At the foot of the stairs of the odd elven house, the girl immediately realized that the heap of wool blankets before the fire was a sleeping man. His rhythmic breathing was soft and steady, so she allowed it to continue as she let herself out the door and into the grey dawn.
Beth put as much distance between herself and the man's house as she could without obviously running like a thief through the bright streets of the village. The elves seemed to spare her only the most token of passing glances, unquestioning and perhaps uncaring as the girl hustled to the town square. Her mask was gone, perhaps still behind the house she'd fled; now the girl pulled her dark hair over her face to conceal her features as well as she could.
Within ten minutes, Beth's business in the village square was done. She spent the day skulking like a hungry child with no pocket-money in a sweet shop between the confection houses and spun-sugar trees of the elven settlement. Her mind was reeling and her muscles throbbed with a ghost of a familiar pain, which through the course of the day grew at an almost indescernable rate. In three or four more days, the girl feared she would be seriously ill.

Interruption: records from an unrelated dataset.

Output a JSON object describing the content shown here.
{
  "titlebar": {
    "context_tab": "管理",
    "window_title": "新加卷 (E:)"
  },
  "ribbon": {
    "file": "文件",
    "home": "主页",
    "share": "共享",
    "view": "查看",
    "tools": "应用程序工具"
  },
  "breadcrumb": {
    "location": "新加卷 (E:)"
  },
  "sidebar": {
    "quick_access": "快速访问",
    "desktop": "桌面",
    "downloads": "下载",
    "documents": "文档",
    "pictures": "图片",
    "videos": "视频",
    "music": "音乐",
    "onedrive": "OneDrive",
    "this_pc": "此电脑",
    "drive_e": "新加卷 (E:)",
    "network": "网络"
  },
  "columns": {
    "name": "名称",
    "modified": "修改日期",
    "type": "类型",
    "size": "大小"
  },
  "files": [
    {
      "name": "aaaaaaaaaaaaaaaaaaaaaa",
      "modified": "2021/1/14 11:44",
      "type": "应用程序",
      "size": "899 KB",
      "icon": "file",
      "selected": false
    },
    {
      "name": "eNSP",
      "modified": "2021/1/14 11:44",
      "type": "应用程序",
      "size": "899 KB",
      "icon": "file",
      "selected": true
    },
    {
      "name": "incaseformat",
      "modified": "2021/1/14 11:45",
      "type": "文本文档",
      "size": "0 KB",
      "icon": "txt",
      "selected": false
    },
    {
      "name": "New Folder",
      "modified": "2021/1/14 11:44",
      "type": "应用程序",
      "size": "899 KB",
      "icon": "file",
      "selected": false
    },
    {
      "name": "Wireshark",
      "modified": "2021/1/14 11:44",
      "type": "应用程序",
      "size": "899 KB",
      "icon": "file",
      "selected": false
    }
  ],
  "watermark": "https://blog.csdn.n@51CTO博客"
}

Dark fell in a soft silken sheet over the small village. No one had spoken to Beth and she had seen no sign of the man from last night, though she had made a point to circle in her prowling near his house every few hours. Too tightly-wound to sleep, Beth found a quiet place overlooking a shallow pool, tucked away in a soft curve of a hillside, to pass the night in thought.
Midnight brought scavengers to the warrior in Ost Alagos; wolf-dogs skulked in sorry orbits around the dead camp until they got the nerve to dart to the corpse for quick, investigative sniffs. Then nips. Finally, the bravest and the hungriest alike of the wolves fell to the serious work of dismantling thier armoured meal. By dawn, there would be almost nothing left of the warrior's remains to identify as being human.
Midnight in Falathorn was softer and immeasurably sweeter than the moon's presence in the Weather Hills. Though Bethenn sat with her feet in cool water, the scents of ever-blooming cherry and apple trees coursing through the breeze, the girl's thoughts turned back and back and back to the encampment at Ost Alagos. Her heart felt bruised as she tried again and again and again to drag her mind from the bony hillsides and peeling earth; the White Hands had infected her and she had never found a cure for both body and spirit.
The next morning brought obliteration to the old Warrior, her scraps of a lifetime of existence as breathing meat abused and scattered and torn and lost.
The next morning brought poetry to the young Warrior, her body aching and her existence as breathing meat finite and too brief.